А мне не нужен в роте такой человек, что при первом дежурстве во дворце достанет пистолет и пристрелит кого-нибудь — а ну как даже саму императрицу. Поэтому он ещё ни разу не был на карауле во дворце при её величестве.
— Начали! — прозвучала команда
Саватеева.И тишину небольшого леса у Чёрной речки огласил звон металла. Хорошо, что я ещё не позиционирую себя как поэта, хотя уже использую стихи Александра Сергеевича Пушкина. Так что, когда была выбрана эта локация для нашей дуэли, я даже вздрогнул.
Но я же не великий поэт, чтобы тут заканчивать свой дублированный жизненный путь?
Данилов вытер платком кровь и недобро посмотрел в мою сторону. Да, вероятно, он, да и все присутствующие на дуэли господа, мог посчитать, что я не совсем честно дрался. Вот только я не собирался допускать такого момента, чтобы перед завтрашней дуэлью, которая уже может быть не на жизнь, а насмерть, я был хоть в какой-то мере ранен. Тем более, что даже после напряжённого фехтования у меня заныло плечо. Ещё и швы не сняты, а я уже вовсю дерусь.
— Нужно продолжить! — решительно сказал Данилов, когда остановил кровь.
Он сидел на мокром поваленном дереве, запрокинув голову, и держа в руке окровавленный платок.
— Условия дуэли выполнены, — нехотя признал прапорщик Подобайлов, мой секундант. — Перед дуэлью не было оговорено, что пущенная кровь должна быть только из-за порезов шпагой.
По мнению собравшихся офицеров, я поступил несколько… бесчестно.

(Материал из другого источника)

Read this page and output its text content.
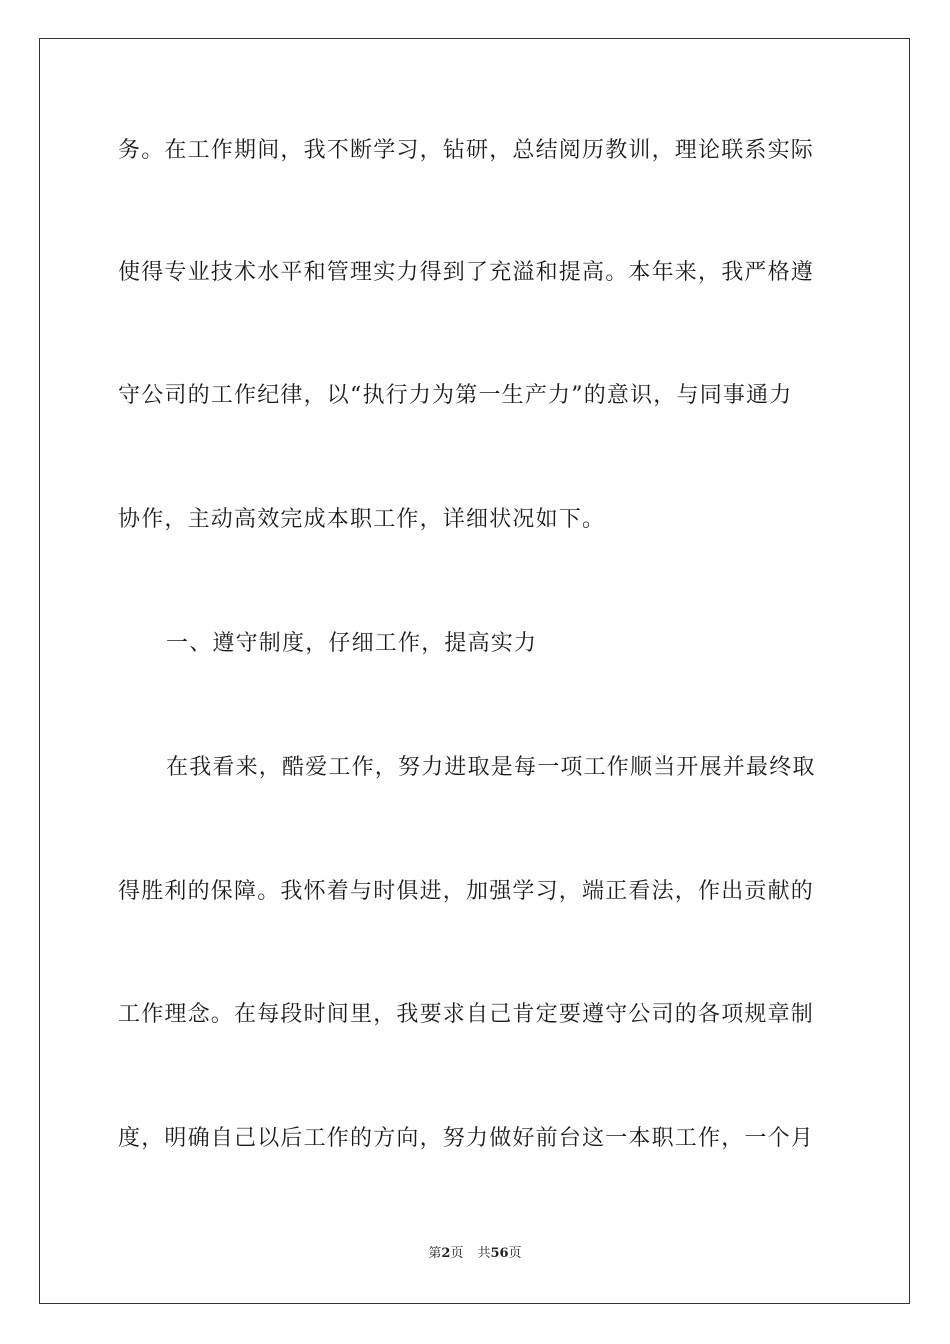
务。在工作期间，我不断学习，钻研，总结阅历教训，理论联系实际
使得专业技术水平和管理实力得到了充溢和提高。本年来，我严格遵
守公司的工作纪律，以“执行力为第一生产力”的意识，与同事通力
协作，主动高效完成本职工作，详细状况如下。
一、遵守制度，仔细工作，提高实力
在我看来，酷爱工作，努力进取是每一项工作顺当开展并最终取
得胜利的保障。我怀着与时俱进，加强学习，端正看法，作出贡献的
工作理念。在每段时间里，我要求自己肯定要遵守公司的各项规章制
度，明确自己以后工作的方向，努力做好前台这一本职工作，一个月
第2页 共56页
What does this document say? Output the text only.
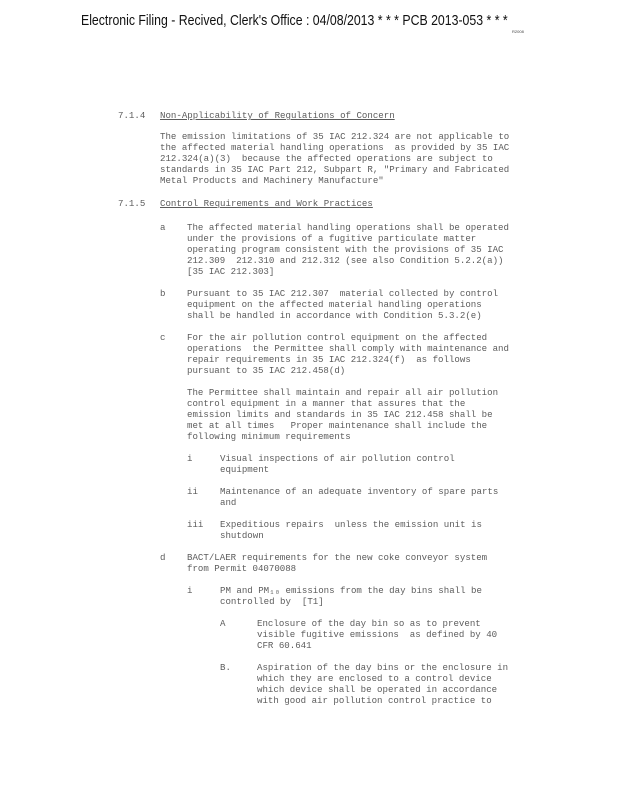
Electronic Filing - Recived, Clerk's Office : 04/08/2013 * * * PCB 2013-053 * * *
R2008
7.1.4 Non-Applicability of Regulations of Concern
The emission limitations of 35 IAC 212.324 are not applicable to
the affected material handling operations  as provided by 35 IAC
212.324(a)(3)  because the affected operations are subject to
standards in 35 IAC Part 212, Subpart R, "Primary and Fabricated
Metal Products and Machinery Manufacture"
7.1.5 Control Requirements and Work Practices
a The affected material handling operations shall be operated
under the provisions of a fugitive particulate matter
operating program consistent with the provisions of 35 IAC
212.309  212.310 and 212.312 (see also Condition 5.2.2(a))
[35 IAC 212.303]
b Pursuant to 35 IAC 212.307  material collected by control
equipment on the affected material handling operations
shall be handled in accordance with Condition 5.3.2(e)
c For the air pollution control equipment on the affected
operations  the Permittee shall comply with maintenance and
repair requirements in 35 IAC 212.324(f)  as follows
pursuant to 35 IAC 212.458(d)
The Permittee shall maintain and repair all air pollution
control equipment in a manner that assures that the
emission limits and standards in 35 IAC 212.458 shall be
met at all times   Proper maintenance shall include the
following minimum requirements
i	Visual inspections of air pollution control
equipment
ii Maintenance of an adequate inventory of spare parts
and
iii Expeditious repairs  unless the emission unit is
shutdown
d BACT/LAER requirements for the new coke conveyor system
from Permit 04070088
i	PM and PM₁₀ emissions from the day bins shall be
controlled by  [T1]
A	Enclosure of the day bin so as to prevent
visible fugitive emissions  as defined by 40
CFR 60.641
B.	Aspiration of the day bins or the enclosure in
which they are enclosed to a control device
which device shall be operated in accordance
with good air pollution control practice to
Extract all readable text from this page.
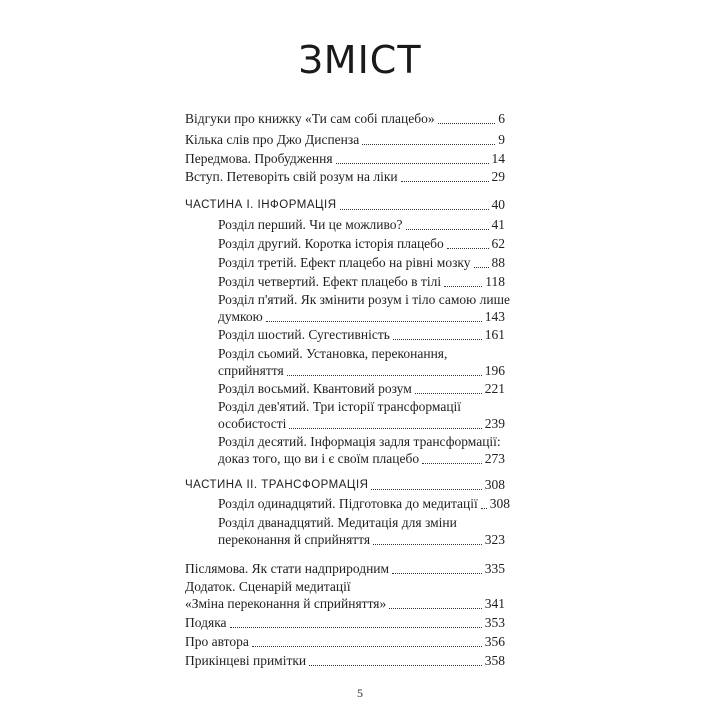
ЗМІСТ
Відгуки про книжку «Ти сам собі плацебо»	6
Кілька слів про Джо Диспенза	9
Передмова. Пробудження	14
Вступ. Петеворіть свій розум на ліки	29
ЧАСТИНА І. ІНФОРМАЦІЯ	40
Розділ перший. Чи це можливо?	41
Розділ другий. Коротка історія плацебо	62
Розділ третій. Ефект плацебо на рівні мозку 88
Розділ четвертий. Ефект плацебо в тілі	118
Розділ п'ятий. Як змінити розум і тіло самою лише
думкою	143
Розділ шостий. Сугестивність	161
Розділ сьомий. Установка, переконання,
сприйняття	196
Розділ восьмий. Квантовий розум	221
Розділ дев'ятий. Три історії трансформації
особистості	239
Розділ десятий. Інформація задля трансформації:
доказ того, що ви і є своїм плацебо	273
ЧАСТИНА ІІ. ТРАНСФОРМАЦІЯ	308
Розділ одинадцятий. Підготовка до медитації 308
Розділ дванадцятий. Медитація для зміни
переконання й сприйняття	323
Післямова. Як стати надприродним	335
Додаток. Сценарій медитації
«Зміна переконання й сприйняття»	341
Подяка	353
Про автора	356
Прикінцеві примітки	358
5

Провёл ставший для меня уже коронным удар ногой в голову. В частности — в нос, чтобы быстрее пустить юшку своему сопернику. Подобайлов, наверняка, узнал тот свой удар ногой, который он мне продемонстрировал во время нашего первого знакомства, когда встал со мной на поединок.
Этот удар, в комплекте с несколькими комбинациями со шпагой, отработан был мной до такого автоматизма, что я его нынче до конца и не осознал, как уже Данилов лежал на траве. И был готов биться дальше, но, получается, что победил своего соперника. Таких наработок нужно сделать для себя побольше, чтобы и в бою, и в дуэли использовать.
Даже за каких-то восемь занятий Франческо Манчини здорово поднял мои навыки фехтовальщика. Но всё равно они были недостаточны, чтобы соперничать на серьёзную руку с таким молодцом, как Антон Иванович Данилов. Да и не было мне никакого смысла миндальничать с ним, играть в благородство, если на кону стоит ещё и некая тайна, связанная с тем, что я вижу этого человека рядом с собой и в мундире гвардейца Измайловского полка.
— Когда будет исповедь? — подойдя к Данилову, тихо, чтобы никто не услышал, спросил я.
— Как же вы… Сразу по отъезду из Петербурга, — нехотя отвечал мне поручик.
— И до того вы даёте мне слово, что не станете предпринимать никаких дурных и противозаконных поступков, — сказал я, дождался вынужденного кивка от Данилова и продолжил: — Я хочу видеть вас в кругу своих друзей. И знайте, что если этому суждено быть, то я всегда стану за вас, прикрою, помогу. Но и вы не совершайте такого, от чего было бы скверно иным.
Тот щелкнул каблуками и ретировался.
Я присел на поваленное дерево, то самое, где только что сидел Данилов. Нужно было перевести дух. Всё же даже буквально минута интенсивного боя, а скорее, моей пассивной защиты, была пока что изнуряющей. Данилов заставил меня побегать и понервничать. И такого приятеля нужно иметь уже потому, чтобы и дальше продолжать осваивать искусство фехтования. Манчини поставил стойки, удары, а вот нарабатывать, спарринговать лучше с таким партнером, как Данилов. И я стану отличным фехтовальщиком. Это одна из моих личных целей.